The Family of Edwin Jeune
&
his Wife
Martha Jane Allen
Edwin JEUNE was born in the Parish of St Helier, on the British Channel Island of Jersey, on 4 January 1843 [although his son reported a birth date of 5 January 1842, when Edwin died in Toronto, Ontario, Canada, in 1929]. Edwin was the son of Philip & Elizabeth [nee Le VESLET] Jeune (he was the 9th of 10 children; An older child also named Edwin was born and died in St Helier in 1839). It's possible that Edwin was schooled in the seafaring arts when he was 10 or 11 (read about his application for admission to the Royal Hospital School, Greenwich, here). Edwin took up clerical work in his 20s, and by about 1874 he was working at Paspebiac, on the south shore of Quebec's Gaspe Peninsula, on the Robin & Company payroll. There he met, and on 18 November 1874, he married a girl named Martha Jane ALLEN [a daughter of Samuel William & Nancy [nee YOUNG] Allen]. Soon after marriage, Edwin & Martha moved first to Montreal, then to a mining community in Quebec's Eastern Townships, near Sherbrooke.

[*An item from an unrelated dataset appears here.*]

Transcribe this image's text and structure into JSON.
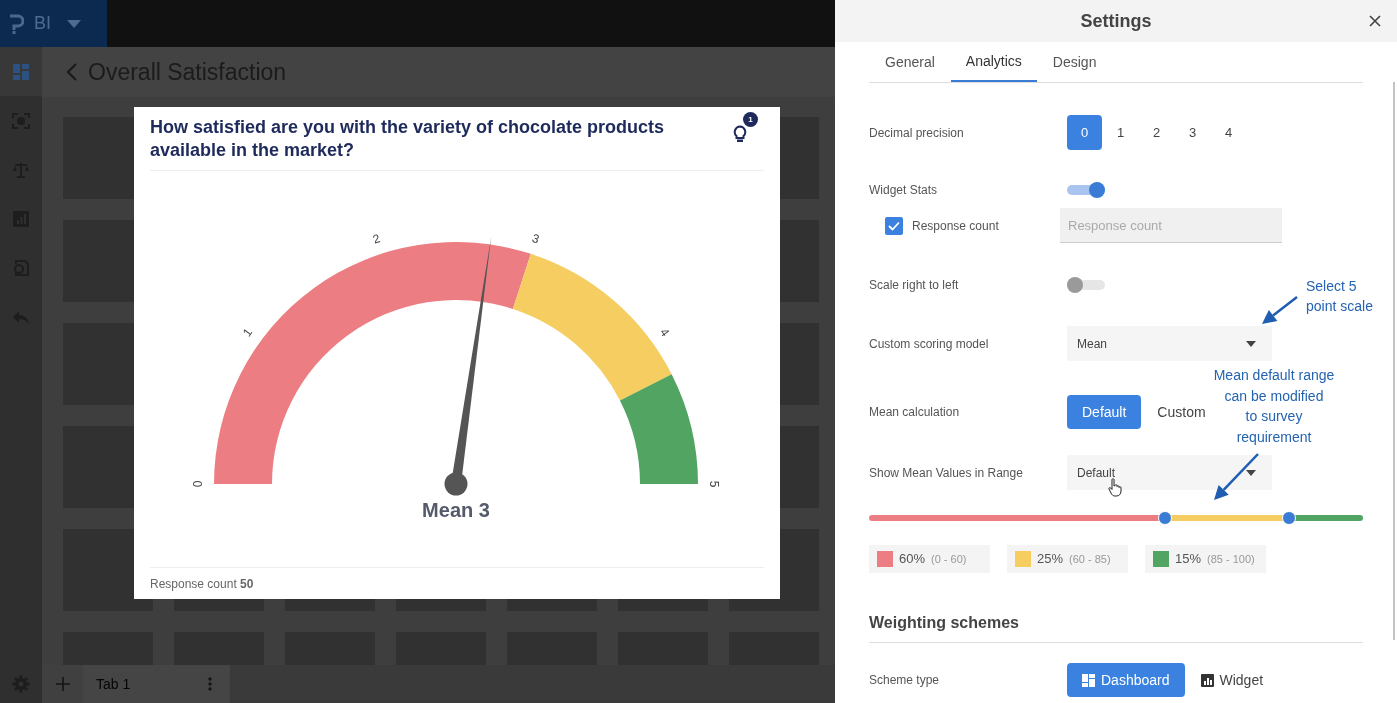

Three children are known from the marriage
- Annie Louisa, born in Montreal in 1876
- Aubrey Edwin Havelock, born in Montreal in 1877, and
- Katie Maud, born near Sherbrooke in 1880.
By about 1890, the family was living in Toronto, and there Annie Louisa met and married William Thomas Alexander JOHNSTON (see The Family of William Thomas Alexander & Annie Louisa [nee Jeune] Johnston).
Three photographs which show likenesses of Edwin Jeune are known, each of them which also show images of Martha Jane. Read about them here. Most of these photographs appear to have been taken in the very late 1910s or the very early 1920s. Several more photographs show likenesses of Martha Jane [nee Allen] Jeune, in the company of various other relations. Most of these appear to have been taken in the 1920s or very early 1930s. Read about them here.
Edwin was admitted to St Joseph's Hospital in Toronto early in May, 1929, and died there 3 weeks later. Martha Jane survived another six years, and died at the home of one of her granddaughters (Minnie Louise [nee Johnston] PICKARD), in an eastern suburb of Toronto (Birchcliff) in 1935.